Ciò che preoccupa e spaventa la persona è una realtà esterna vissuta come piena di minacce e di pericoli.

MA COS’E’ CHE CI FA STARE IN UNO STATO DI TENSIONE COSTANTE?

Spesso chi soffre di ansia generalizzata può trascorrere gran parte della sua giornata a preoccuparsi di aspetti della vita quotidiana che gli appaiono insormontabili. Solitamente oggetto d’ansia e preoccupazione sono  responsabilità lavorative, scadenze da rispettare, problemi economici, aspettative sul proprio futuro o sulla propria carriera, salute propria e dei familiari, incidenti a persone care e così via.

Il sentirsi in “allerta costante” dà alla persona una sensazione di apparente sicurezza, per cui solo preoccupandosi di ciò che potrà accadere scongiura che qualcosa di negativo accada.

Percependo il proprio ambiente come minaccioso, rilassarsi diventa un comportamento da incoscienti in quanto il pericolo potrebbe coglierci di sorpresa. È evidente come questa sia solo un’illusione fallace, che porta la persona a vivere un disagio costante che inficia il presente.

LE TENTATE SOLUZIONI CHE PEGGIORANO IL PROBLEMA

Caratteristica tipica di chi soffre di ansia generalizzata sono alcuni tentativi di soluzione che, invece che risolvere la situazione, finiscono per peggiorarla.

Vediamo i principali:

  • Rimuginare sugli stessi pensieri diventa un modo per affrontare le situazioni, controllare la realtà e prevenire i problemi. Per mantenere costante l’allerta, il pensiero deve essere sempre all’opera: l’attenzione può arrivare a focalizzarsi senza sosta sui potenziali pericoli. Spesso la presenza di questi pensieri può rendere difficile il concentrarsi su altro (ad es. studiare o lavorare).
  • Cercare di distrarsi o di controllare il proprio pensiero al fine di scacciare le preoccupazioni come, ad esempio, tenersi impegnati per distrarsi dai pensieri preoccupanti;
  • Evitare le situazioni che generano ansia e preoccupazione come ad esempio evitare di leggere i giornali, di seguire i notiziari per non venire a conoscenza di notizie potenzialmente preoccupanti o rinviare alcune attività per il timore di risultati non soddisfacenti;
  • Chiedere rassicurazione agli altri nel tentativo di interrompere i rimuginii.

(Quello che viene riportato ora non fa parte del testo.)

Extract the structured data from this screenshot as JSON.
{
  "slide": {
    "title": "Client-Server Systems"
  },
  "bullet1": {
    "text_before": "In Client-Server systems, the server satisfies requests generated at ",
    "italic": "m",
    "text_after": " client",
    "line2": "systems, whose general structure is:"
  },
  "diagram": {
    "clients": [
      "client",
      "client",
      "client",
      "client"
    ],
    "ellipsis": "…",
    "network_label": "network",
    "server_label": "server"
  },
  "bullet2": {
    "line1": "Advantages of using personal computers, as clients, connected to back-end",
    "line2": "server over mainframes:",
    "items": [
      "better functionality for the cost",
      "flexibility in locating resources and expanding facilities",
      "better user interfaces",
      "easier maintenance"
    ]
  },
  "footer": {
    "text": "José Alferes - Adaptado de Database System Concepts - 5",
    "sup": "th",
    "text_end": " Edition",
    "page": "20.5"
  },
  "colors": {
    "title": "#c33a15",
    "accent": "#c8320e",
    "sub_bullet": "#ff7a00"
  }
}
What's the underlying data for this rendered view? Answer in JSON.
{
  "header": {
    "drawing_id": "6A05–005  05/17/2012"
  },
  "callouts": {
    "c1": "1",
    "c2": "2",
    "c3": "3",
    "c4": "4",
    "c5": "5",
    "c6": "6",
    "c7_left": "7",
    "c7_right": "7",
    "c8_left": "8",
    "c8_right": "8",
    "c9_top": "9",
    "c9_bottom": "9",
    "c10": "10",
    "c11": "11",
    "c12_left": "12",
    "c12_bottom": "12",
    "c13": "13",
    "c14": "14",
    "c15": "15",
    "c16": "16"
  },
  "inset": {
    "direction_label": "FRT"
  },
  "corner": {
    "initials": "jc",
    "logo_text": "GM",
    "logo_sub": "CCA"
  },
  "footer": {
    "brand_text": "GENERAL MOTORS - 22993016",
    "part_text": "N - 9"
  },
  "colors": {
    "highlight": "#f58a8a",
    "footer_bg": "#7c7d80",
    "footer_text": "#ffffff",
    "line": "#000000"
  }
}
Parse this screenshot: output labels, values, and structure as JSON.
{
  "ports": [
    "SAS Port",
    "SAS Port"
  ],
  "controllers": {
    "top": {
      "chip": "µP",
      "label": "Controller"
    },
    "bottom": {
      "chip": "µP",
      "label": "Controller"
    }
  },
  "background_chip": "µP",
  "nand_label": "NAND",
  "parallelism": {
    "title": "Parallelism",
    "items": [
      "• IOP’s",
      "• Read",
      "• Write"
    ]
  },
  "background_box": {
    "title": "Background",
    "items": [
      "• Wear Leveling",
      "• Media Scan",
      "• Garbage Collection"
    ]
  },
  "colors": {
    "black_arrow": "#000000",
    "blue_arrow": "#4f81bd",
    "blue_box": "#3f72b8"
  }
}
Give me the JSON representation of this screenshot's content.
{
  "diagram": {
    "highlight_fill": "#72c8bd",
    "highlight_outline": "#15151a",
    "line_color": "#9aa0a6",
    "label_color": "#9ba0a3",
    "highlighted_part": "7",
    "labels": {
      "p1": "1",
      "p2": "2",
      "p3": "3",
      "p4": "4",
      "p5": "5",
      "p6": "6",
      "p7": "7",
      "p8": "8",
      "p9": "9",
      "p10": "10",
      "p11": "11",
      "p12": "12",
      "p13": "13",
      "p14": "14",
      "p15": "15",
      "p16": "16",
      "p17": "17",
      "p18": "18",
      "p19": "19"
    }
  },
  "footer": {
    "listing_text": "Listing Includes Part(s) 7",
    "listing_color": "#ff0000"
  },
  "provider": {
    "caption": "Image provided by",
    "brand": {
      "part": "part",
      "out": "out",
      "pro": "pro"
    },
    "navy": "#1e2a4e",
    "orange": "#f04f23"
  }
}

Questi comportamenti tuttavia contribuiscono solo apparentemente alla riduzione delle preoccupazioni e dell’ansia: con il passare del tempo non solo non risolveranno il problema ma invece rinforzeranno e peggioreranno il disturbo.

Il paradosso dell’ansia è esattamente questo: il modo migliore per combatterla è smettere di combatterla!

ANSIA GENERALIZZATA: RISOLVERLA CON LA TERAPIA BREVE STRATEGICA

La psicoterapia breve strategica è ritenuta una delle più efficaci per questi tipi di disturbi, come per tutti i disturbi d’ansia, per i quali sono stati sviluppati specifici protocolli che hanno raggiunto un altissimo valore di efficacia ed efficienza.

Ben il 95% dei casi trattati mostra infatti una remissione completa del disturbo con una media di sole 7 sedute.

BIBLIOGRAFIA:
Nardone G. (1999), Psicosoluzioni, BUR, Milano.
Nardone G. (2000), Oltre i limiti della paura BUR, Milano.
Nardone G. (2003), Non c’è notte che non veda il giorno, Ponte alle Grazie.